I have an optimization (maximization) problem in which I need to optimize a variable (2-D matrix) under some constraints. Let say I have following entries in a $5$x$4$ matrix.
\begin{array}{|c|c|c|c|} \hline 0.42& 0.42 & 0.42 & 0 \\ \hline 0.38 & 0 & 0 & 0\\ \hline 0 & 0 & 0.69 & 0.69\\ \hline 0.78 & 0.78 & 0 & 0\\ \hline 0 & 0 & 0 & 0.41\\ \hline \end{array}
I want to optimize entries under the following $3$ conditions:
1) Sum of each column in updated matrix is $\leq$ $1$, preferably $1$
2) Sum of each row is less than or equal to a specific number. For example, $\sum1^{st}$ row $\leq$1.2, $\sum2^{nd}$ row $\leq$0.3, $\sum3^{rd}$ row $\leq$1.3, $\sum4^{th}$ row $\leq$1.2, $\sum5^{th}$ row (say)$\leq$0.3
3) All non-zero elements in a row must be same. For example, in the above case if $1^{st}$ element in $1^{st}$ row in the updated matrix is $0.35$ then $2^{nd}, and \ 3^{rd}$ elements must also be $0.35$.
how can I program that.
Thanks
Let $x_{ij}$ be the $(i,j)$ entries in the updated table.

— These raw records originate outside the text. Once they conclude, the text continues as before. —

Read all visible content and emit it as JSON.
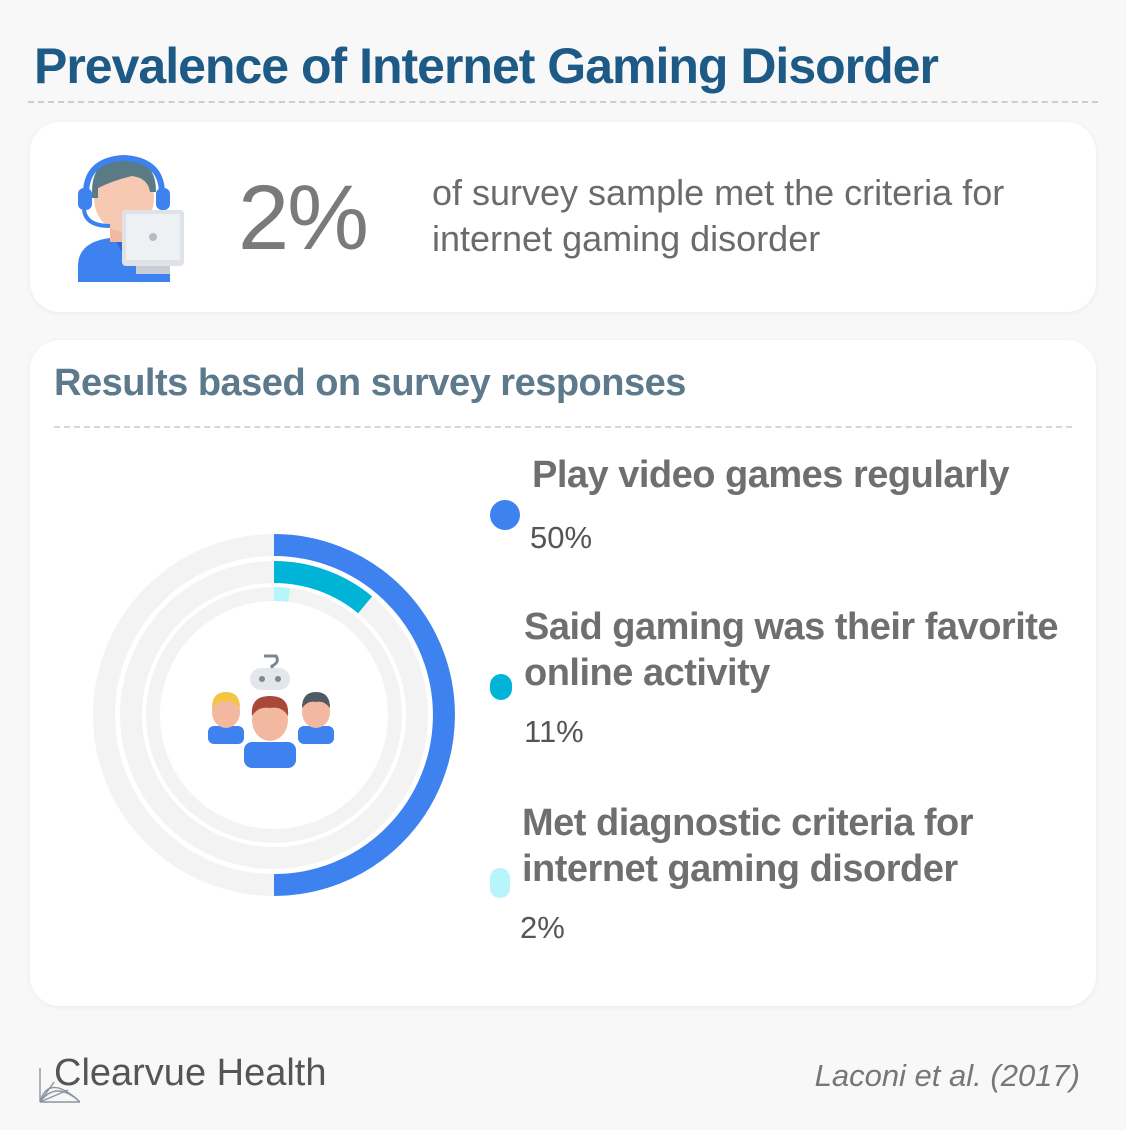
{
  "title": "Prevalence of Internet Gaming Disorder",
  "highlight": {
    "value": "2%",
    "caption": "of survey sample met the criteria for internet gaming disorder",
    "icon": "headset-agent-icon"
  },
  "section_title": "Results based on survey responses",
  "center_icon": "gamers-group-icon",
  "chart_data": {
    "type": "radial-bar",
    "title": "Results based on survey responses",
    "max": 100,
    "series": [
      {
        "name": "Play video games regularly",
        "value": 50,
        "label": "50%",
        "color": "#3d82ef"
      },
      {
        "name": "Said gaming was their favorite online activity",
        "value": 11,
        "label": "11%",
        "color": "#00b4d8"
      },
      {
        "name": "Met diagnostic criteria for internet gaming disorder",
        "value": 2,
        "label": "2%",
        "color": "#b8f5fb"
      }
    ],
    "track_color": "#f3f3f4",
    "legend_position": "right"
  },
  "legend": [
    {
      "label": "Play video games regularly",
      "value": "50%"
    },
    {
      "label": "Said gaming was their favorite online activity",
      "value": "11%"
    },
    {
      "label": "Met diagnostic criteria for internet gaming disorder",
      "value": "2%"
    }
  ],
  "footer": {
    "brand": "Clearvue Health",
    "citation": "Laconi et al. (2017)"
  }
}
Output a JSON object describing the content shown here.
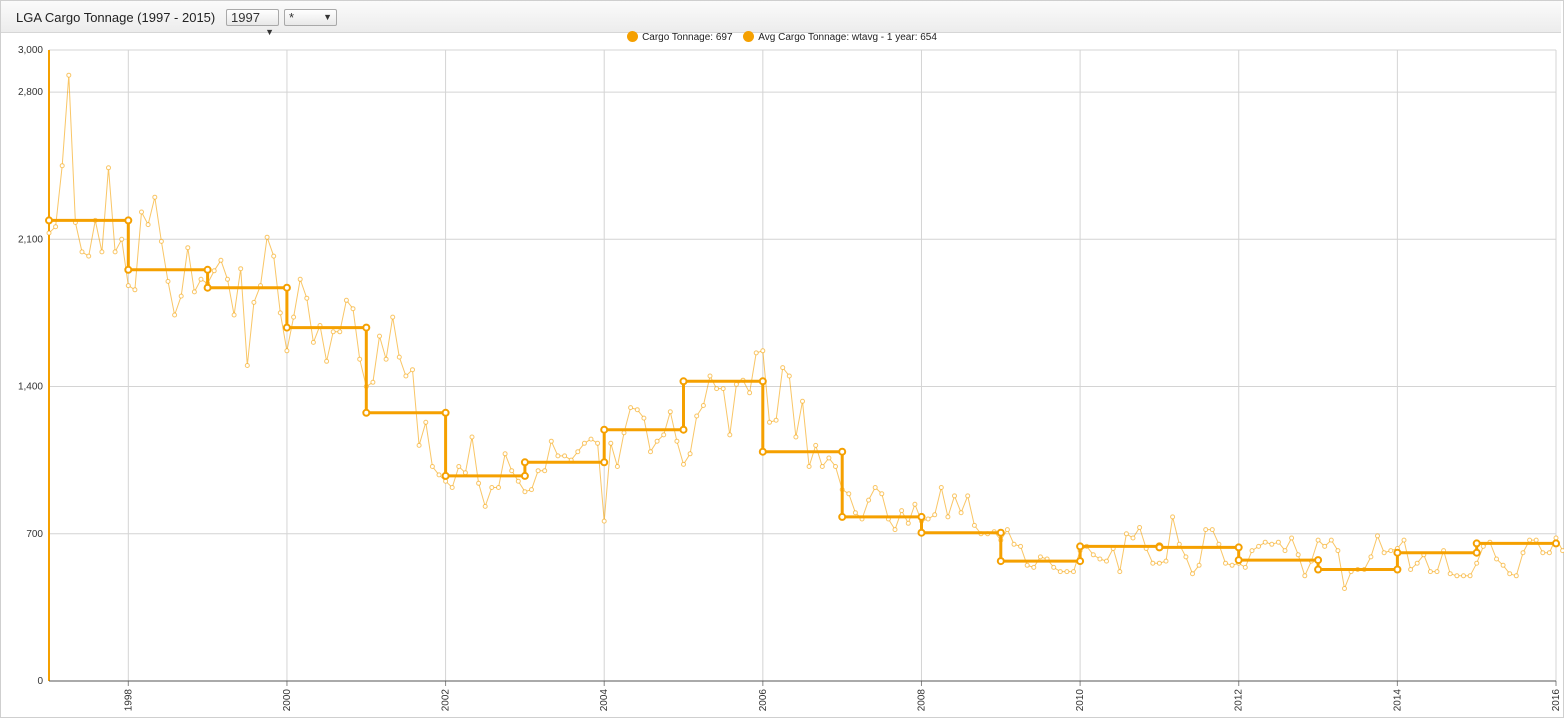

we want the sum of each column in the updated matrix to be less than or equal to $1$.
$$\sum_{i=1}^{5} x_{ij} \leq 1, j=1,\ldots 4$$
We want the sum of each row to be less than equal to certain number, say the number is $b_i$, then we have
$$\sum_{j=1}^4x_{ij}\leq b_i, i=1,\ldots 5$$
All non-zero elements along a row has to be the same.
$$x_{11}=x_{12}=x_{13}$$ $$x_{33}=x_{34}$$ $$x_{41}=x_{42}$$
If the objective function is linear, then this is a linear programming problem.